St. John's College Fordham, New York
William Rodrigue
An item at Metropolitan Museum of Art
This picturesque view shows St. John's College several years after it was established in 1841 by John Hughes, Bishop of New York, in an area of Rose Hill (now part of the Bronx in New York City). Across the circular lawn, where some students play cricket, the university church (the building with the steeple) stands prominently in the left background. Its architect William Rodrigue (who drew this image lithographed by Francis Michelin), was the brother-in-law of Bishop Hughes, who commissioned him to design the earliest buildings of St. John's College: St. John's Chapel (now University Church) and the Residence Hall -- both completed in 1846. What began as a small preparatory school and liberal arts college, run by the Jesuits since 1846, was renamed Fordham Univerity in 1907. Today, it is the largest Catholic and Jesuit university in the northeastern United States. .
Drawings and Prints
An exhibit at Metropolitan Museum of Art
The Department’s vast collection of works on paper comprises approximately 21,000 drawings, 1.2 million prints, and 12,000 illustrated books created in Europe and the Americas from about 1400 to the present day.
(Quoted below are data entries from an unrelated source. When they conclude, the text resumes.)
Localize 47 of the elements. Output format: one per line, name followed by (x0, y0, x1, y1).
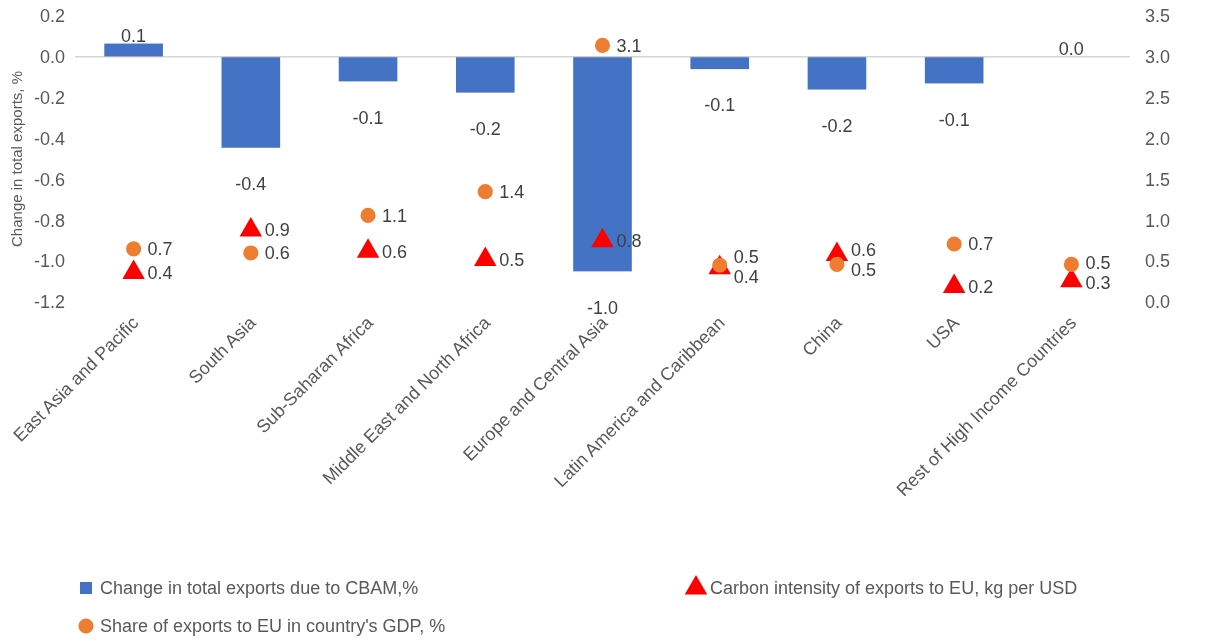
legend-label: Share of exports to EU in country's GDP, % (100, 616, 446, 637)
y2-tick-label: 0.5 (1144, 251, 1170, 272)
legend-label: Change in total exports due to CBAM,% (100, 578, 419, 599)
data-label: 0.5 (499, 249, 525, 270)
y2-tick-label: 2.5 (1144, 88, 1170, 109)
data-label: 0.9 (264, 220, 290, 241)
y-tick-label: -0.8 (33, 210, 65, 231)
y2-tick-label: 3.0 (1144, 47, 1170, 68)
data-label: 0.6 (382, 241, 408, 262)
data-label: 0.4 (147, 262, 173, 283)
legend-label: Carbon intensity of exports to EU, kg per USD (710, 578, 1078, 599)
data-label: 0.5 (733, 246, 759, 267)
y-tick-label: -1.2 (33, 292, 65, 313)
y2-tick-label: 1.0 (1144, 210, 1170, 231)
y2-tick-label: 0.0 (1144, 292, 1170, 313)
y-tick-label: -0.2 (33, 88, 65, 109)
y-tick-label: -1.0 (33, 251, 65, 272)
y-tick-label: 0.2 (39, 6, 65, 27)
y-tick-label: -0.6 (33, 169, 65, 190)
data-label: 1.4 (499, 181, 525, 202)
data-label: 1.1 (382, 205, 408, 226)
data-label: 0.6 (264, 243, 290, 264)
data-label: -0.1 (938, 109, 970, 130)
data-label: -1.0 (586, 297, 619, 318)
y2-tick-label: 3.5 (1144, 6, 1170, 27)
data-label: 0.4 (733, 266, 759, 287)
data-label: -0.4 (235, 174, 267, 195)
y-tick-label: -0.4 (33, 128, 65, 149)
data-label: 0.7 (147, 239, 173, 260)
data-label: -0.1 (704, 95, 736, 116)
y2-tick-label: 2.0 (1144, 128, 1170, 149)
data-label: 0.1 (121, 25, 147, 46)
y-tick-label: 0.0 (39, 47, 65, 68)
x-tick-label: USA (922, 312, 963, 353)
data-label: -0.1 (352, 107, 384, 128)
data-label: 0.3 (1085, 272, 1111, 293)
data-label: -0.2 (469, 118, 501, 139)
y-axis-title: Change in total exports, % (8, 71, 25, 247)
data-label: 0.5 (1085, 252, 1111, 273)
data-label: 0.2 (968, 276, 994, 297)
data-label: 0.0 (1058, 39, 1084, 60)
data-label: -0.2 (821, 115, 853, 136)
data-label: 0.5 (850, 259, 876, 280)
data-label: 0.6 (850, 239, 876, 260)
data-label: 3.1 (616, 35, 642, 56)
y2-tick-label: 1.5 (1144, 169, 1170, 190)
data-label: 0.7 (968, 234, 994, 255)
Since its foundation in 1916, the Department has been committed to collecting a wide range of works on paper, which includes both pieces that are incredibly rare and lauded for their aesthetic appeal, as well as material that is more popular, functional, and ephemeral. The broad scope of the department’s collecting encourages questions of connoisseurship as well as those pertaining to function and context, and demonstrates the vital role that prints, drawings, and illustrated books have played throughout history.